Permalink 8 months ago 67

Foto: news.detik.com

Jakarta – Tim dari Kantor Wilayah Direktorat Jenderal Imigrasi Sulawesi Tengah menjalankan pendataan terhadap keberadaan tenaga kerja asing (TKA) di PT Wanxiang Nickel Indonesia, yang berlokasi di Kabupaten Morowali. Langkah ini dilakukan untuk memastikan semua aktivitas tenaga kerja asing berjalan sesuai aturan keimigrasian yang berlaku.

Kegiatan pendataan tersebut dilakukan secara intensif dan berkala oleh tim gabungan, dipimpin langsung oleh Kepala Bidang Penegakan Hukum dan Kepatuhan Internal, Gusti Darmudin, bersama dengan petugas dari Kantor Imigrasi Kelas II Non-TPI Banggai pada tanggal 23 September 2025.

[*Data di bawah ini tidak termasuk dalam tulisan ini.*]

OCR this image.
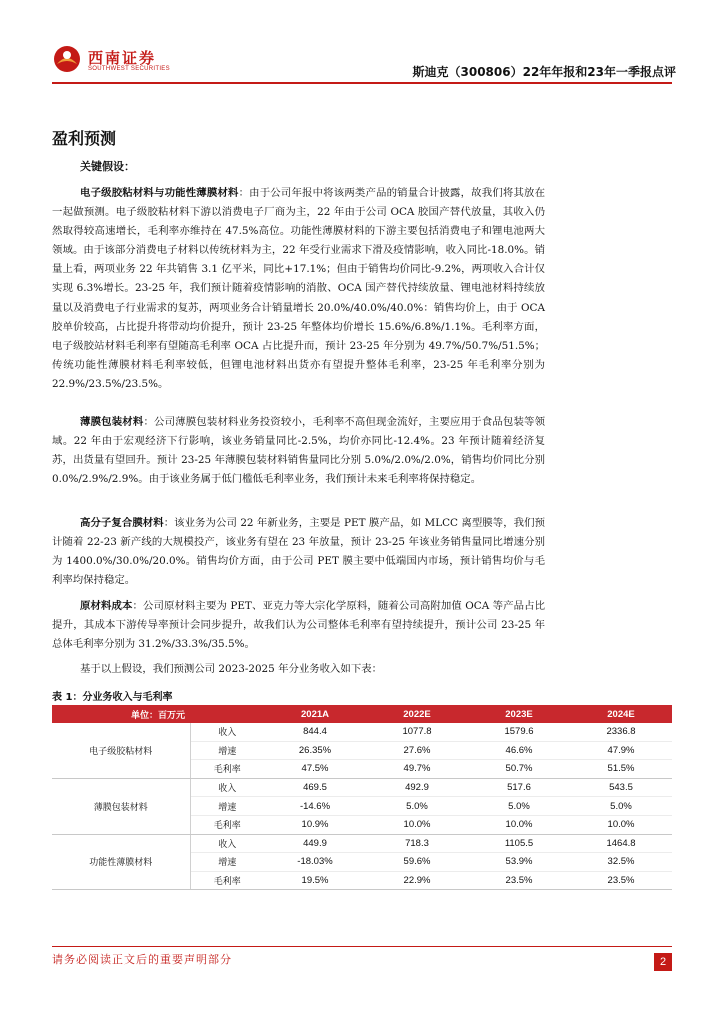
西南证券
SOUTHWEST SECURITIES	斯迪克（300806）22年年报和23年一季报点评
盈利预测
关键假设：
电子级胶粘材料与功能性薄膜材料：由于公司年报中将该两类产品的销量合计披露，故我们将其放在一起做预测。电子级胶粘材料下游以消费电子厂商为主，22 年由于公司 OCA 胶国产替代放量，其收入仍然取得较高速增长，毛利率亦维持在 47.5%高位。功能性薄膜材料的下游主要包括消费电子和锂电池两大领域。由于该部分消费电子材料以传统材料为主，22 年受行业需求下滑及疫情影响，收入同比-18.0%。销量上看，两项业务 22 年共销售 3.1 亿平米，同比+17.1%；但由于销售均价同比-9.2%，两项收入合计仅实现 6.3%增长。23-25 年，我们预计随着疫情影响的消散、OCA 国产替代持续放量、锂电池材料持续放量以及消费电子行业需求的复苏，两项业务合计销量增长 20.0%/40.0%/40.0%：销售均价上，由于 OCA 胶单价较高，占比提升将带动均价提升，预计 23-25 年整体均价增长 15.6%/6.8%/1.1%。毛利率方面，电子级胶站材料毛利率有望随高毛利率 OCA 占比提升而，预计 23-25 年分别为 49.7%/50.7%/51.5%；传统功能性薄膜材料毛利率较低，但锂电池材料出货亦有望提升整体毛利率，23-25 年毛利率分别为 22.9%/23.5%/23.5%。
薄膜包装材料：公司薄膜包装材料业务投资较小，毛利率不高但现金流好，主要应用于食品包装等领域。22 年由于宏观经济下行影响，该业务销量同比-2.5%，均价亦同比-12.4%。23 年预计随着经济复苏，出货量有望回升。预计 23-25 年薄膜包装材料销售量同比分别 5.0%/2.0%/2.0%，销售均价同比分别 0.0%/2.9%/2.9%。由于该业务属于低门槛低毛利率业务，我们预计未来毛利率将保持稳定。
高分子复合膜材料：该业务为公司 22 年新业务，主要是 PET 膜产品，如 MLCC 离型膜等，我们预计随着 22-23 新产线的大规模投产，该业务有望在 23 年放量，预计 23-25 年该业务销售量同比增速分别为 1400.0%/30.0%/20.0%。销售均价方面，由于公司 PET 膜主要中低端国内市场，预计销售均价与毛利率均保持稳定。
原材料成本：公司原材料主要为 PET、亚克力等大宗化学原料，随着公司高附加值 OCA 等产品占比提升，其成本下游传导率预计会同步提升，故我们认为公司整体毛利率有望持续提升，预计公司 23-25 年总体毛利率分别为 31.2%/33.3%/35.5%。
基于以上假设，我们预测公司 2023-2025 年分业务收入如下表：
表 1：分业务收入与毛利率
单位：百万元		2021A	2022E	2023E	2024E
电子级胶粘材料	收入	844.4	1077.8	1579.6	2336.8
	增速	26.35%	27.6%	46.6%	47.9%
	毛利率	47.5%	49.7%	50.7%	51.5%
薄膜包装材料	收入	469.5	492.9	517.6	543.5
	增速	-14.6%	5.0%	5.0%	5.0%
	毛利率	10.9%	10.0%	10.0%	10.0%
功能性薄膜材料	收入	449.9	718.3	1105.5	1464.8
	增速	-18.03%	59.6%	53.9%	32.5%
	毛利率	19.5%	22.9%	23.5%	23.5%
请务必阅读正文后的重要声明部分	2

Hasil pendataan menunjukkan saat ini ada sembilan tenaga kerja asing yang aktif dengan izin resmi sesuai Rencana Penggunaan Tenaga Kerja Asing (RPTKA). Namun, sekitar 140 TKA lainnya sementara waktu telah dipulangkan ke negara asal untuk melakukan revisi izin tinggal. Diperkirakan proses ini membutuhkan waktu kurang lebih dua bulan sebelum mereka dapat kembali bekerja.

PT Wanxiang Nickel Indonesia yang bergerak di bidang pengolahan nikel mentah menjadi feronikel saat ini belum beroperasi secara penuh dikarenakan pemulangan sementara TKA tersebut. Meskipun begitu, perusahaan dinilai sangat kooperatif dalam memberikan data yang diperlukan dan mendukung pelaksanaan pendataan oleh Imigrasi.

Kepala Kantor Wilayah Direktorat Jenderal Imigrasi Sulawesi Tengah, Arief Hazairin Satoto menegaskan, "Kami berkomitmen menjaga agar seluruh kegiatan perusahaan yang mempekerjakan tenaga kerja asing tetap berada dalam koridor hukum keimigrasian yang berlaku." Hal ini menunjukkan keseriusan pihak Imigrasi dalam mengawal pelaksanaan keimigrasian dengan ketat dan tertib.

Langkah pendataan ini merupakan bagian dari upaya untuk memastikan tertib administrasi serta mendorong kepatuhan terhadap peraturan keimigrasian yang berlaku, sekaligus mencegah potensi pelanggaran izin tinggal tenaga kerja asing di wilayah Sulawesi Tengah.

Dengan adanya pengawasan yang ketat dan kerjasama baik antara Imigrasi dan perusahaan, diharapkan agar seluruh proses terkait TKA bisa berlangsung transparan, tertib, dan sesuai dengan regulasi yang ada.